According to Tetsuya Nomura, FFXV can only be a seamless gaming experience on next-gen systems like the PS4 or Xbox One.
If you only know about about Final Fantasy XV from its E3 demo, you may not understand why people are so worked up about its previous name, Final Fantasy Versus XIII. To get up to speed, all you really need to know is that the game was announced in 2006, which means gamers have been waiting seven freaking years to get their hands on it. According to FFXV director Tetsuya Nomura, there’s actually a very good reason for the delay: The game Square-Enix wanted Versus to be simply wasn’t possible with PS3 hardware, so the entire development cycle had to be pushed into the next console generation.
“With current-gen systems, we couldn’t fully express what we wanted to do in this project,” Nomura explained. “There were more and more things that we would’ve had to change the form of. However, the assumption was that we’d go ahead with a current-gen release, so went through a trial-and-error process to do as much as we could.
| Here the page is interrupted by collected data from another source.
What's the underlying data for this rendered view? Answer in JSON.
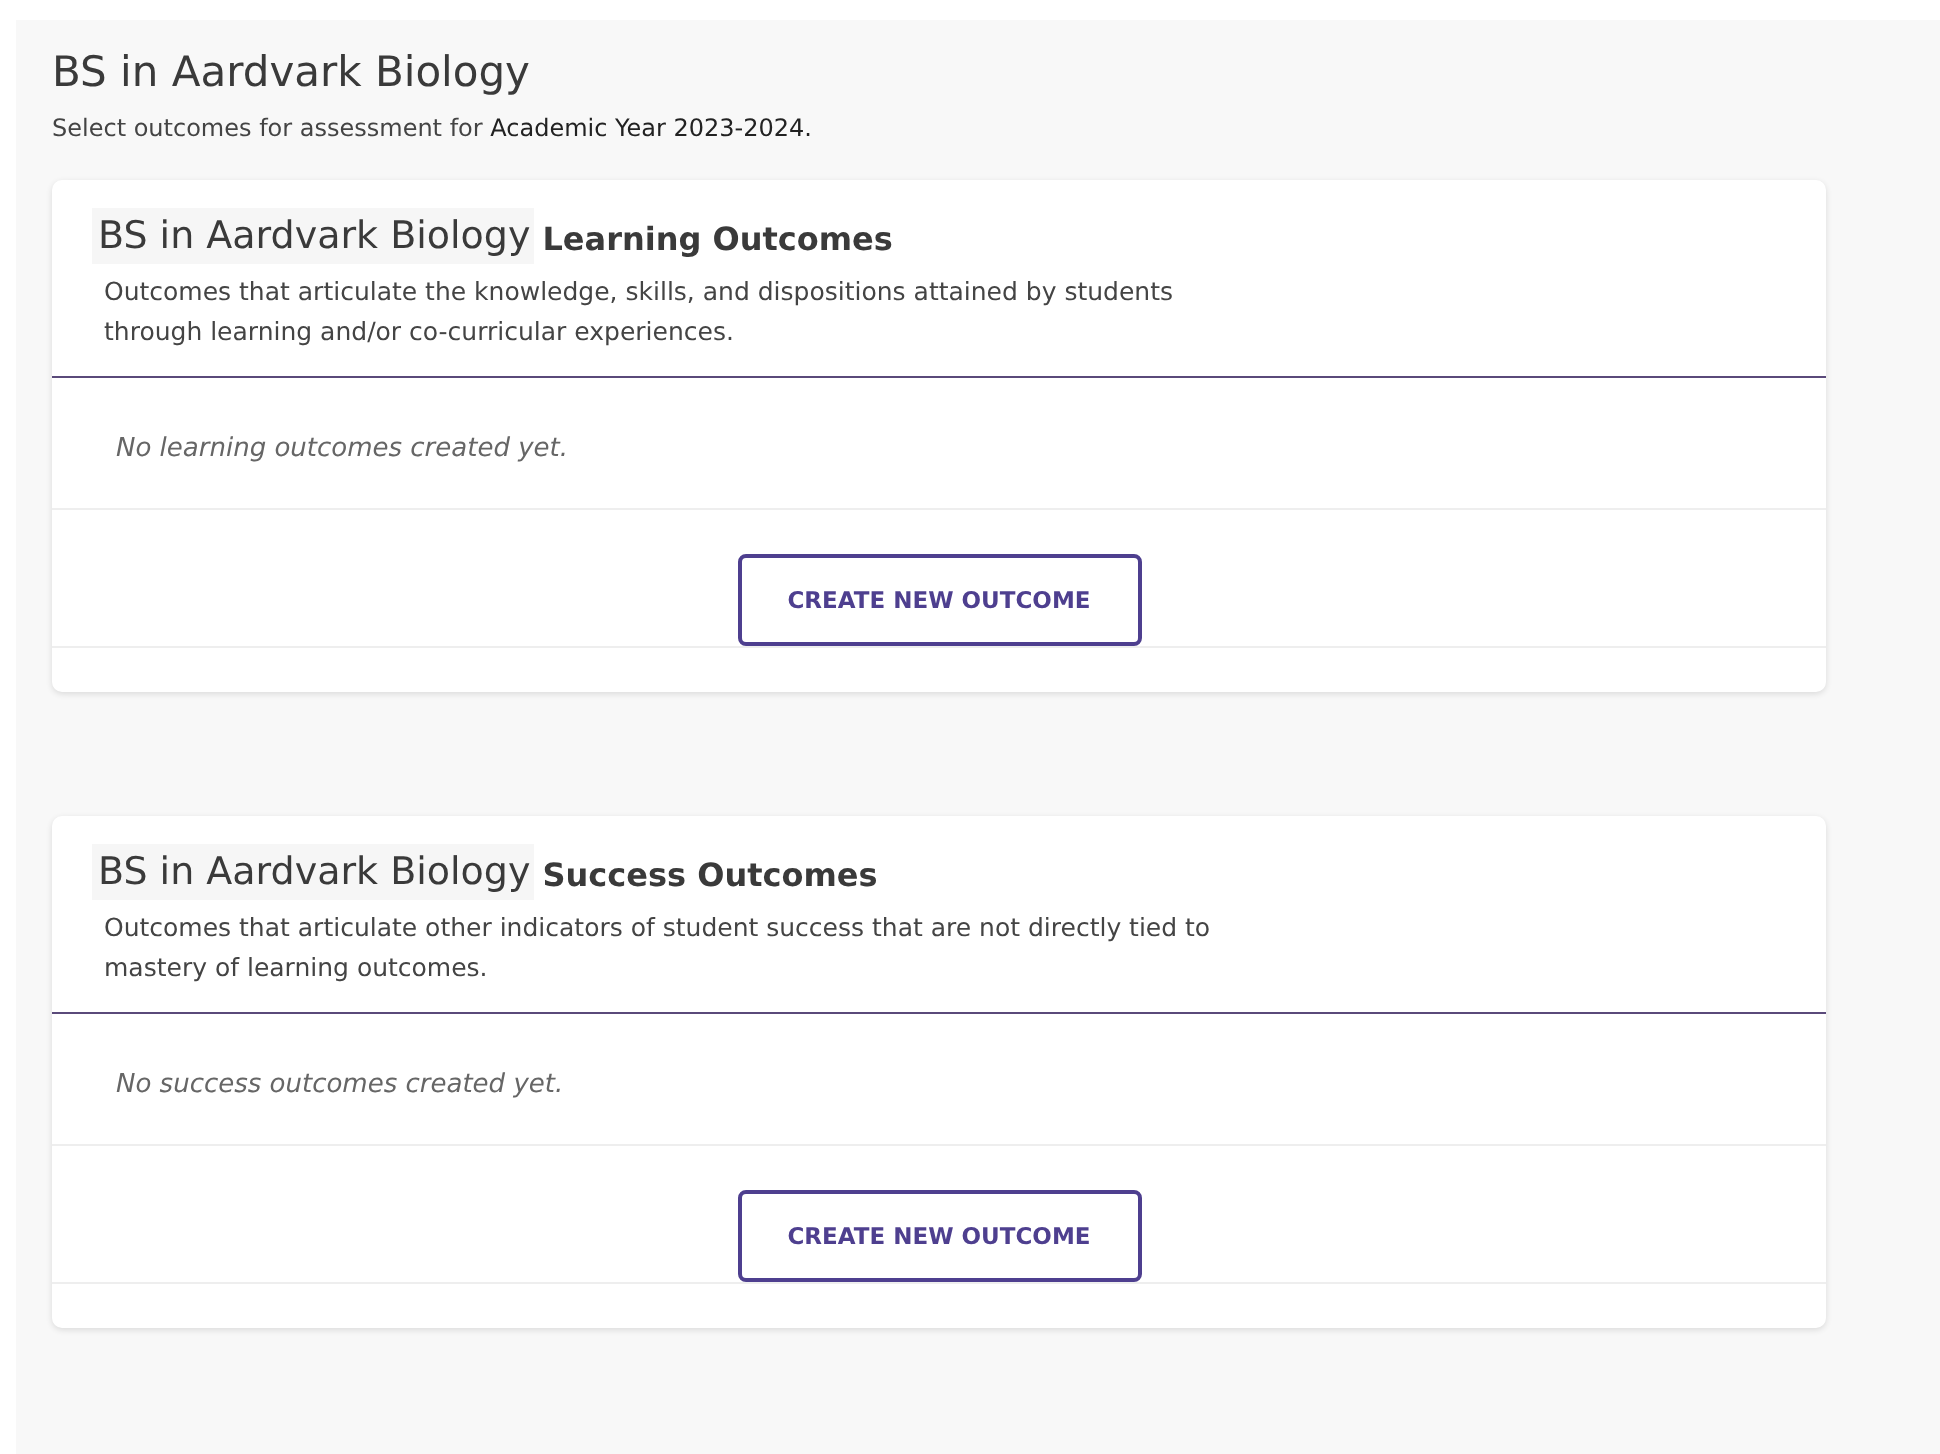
{
  "page": {
    "title": "BS in Aardvark Biology",
    "subtitle": "Select outcomes for assessment for **Academic Year 2023-2024.**"
  },
  "sections": [
    {
      "program": "BS in Aardvark Biology",
      "heading": "Learning Outcomes",
      "description": "Outcomes that articulate the knowledge, skills, and dispositions attained by students through learning and/or co-curricular experiences.",
      "empty_message": "No learning outcomes created yet.",
      "button": "CREATE NEW OUTCOME"
    },
    {
      "program": "BS in Aardvark Biology",
      "heading": "Success Outcomes",
      "description": "Outcomes that articulate other indicators of student success that are not directly tied to mastery of learning outcomes.",
      "empty_message": "No success outcomes created yet.",
      "button": "CREATE NEW OUTCOME"
    }
  ]
}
So we built an alpha version about a year ago, and the company response was ‘If you remained bound to the current generation, will it will be the product you envisioned?’ They suggested shifting fully to next-gen, and that was the spark that led to the move.”
It’s a little mind-boggling when you think about it. When FF Versus XIII was first announced in May 2006, the PlayStation 3 hadn’t even reached store shelves yet. That means either Square-Enix’s expectations for Versus shot through the roof during development, or Nomura was literally imagining a game two generations ahead of its time. “I wanted FF15 to be as seamless as possible, and to achieve that, we needed to have all the actions you could potentially do always be available in memory,” Nomura said. “Keeping this massive amount of RPG character data around, and having them fight all kinds of monsters on a large map, is a lot of stuff. To that we’re adding light sourcing, physics, filters, and other graphical elements, but there’s only so much we could display at once, so we were forced to go through a weeding process.”
Square-Enix’s criticisms of prolonged console generations make more sense now, since Nomura notes this was the main thing keeping Versus from being available sooner. “[The] lifespan of the current generation of consoles was starting to pose a problem to us. If we were a year later, other companies will have more time to research the next generation, and releasing the game against their products on the older generation could have caused us to look inferior when people inevitably compared us.”
So apparently Versus‘ delayed release was the fault of slow-moving console manufacturers the entire time. Nice job, industry.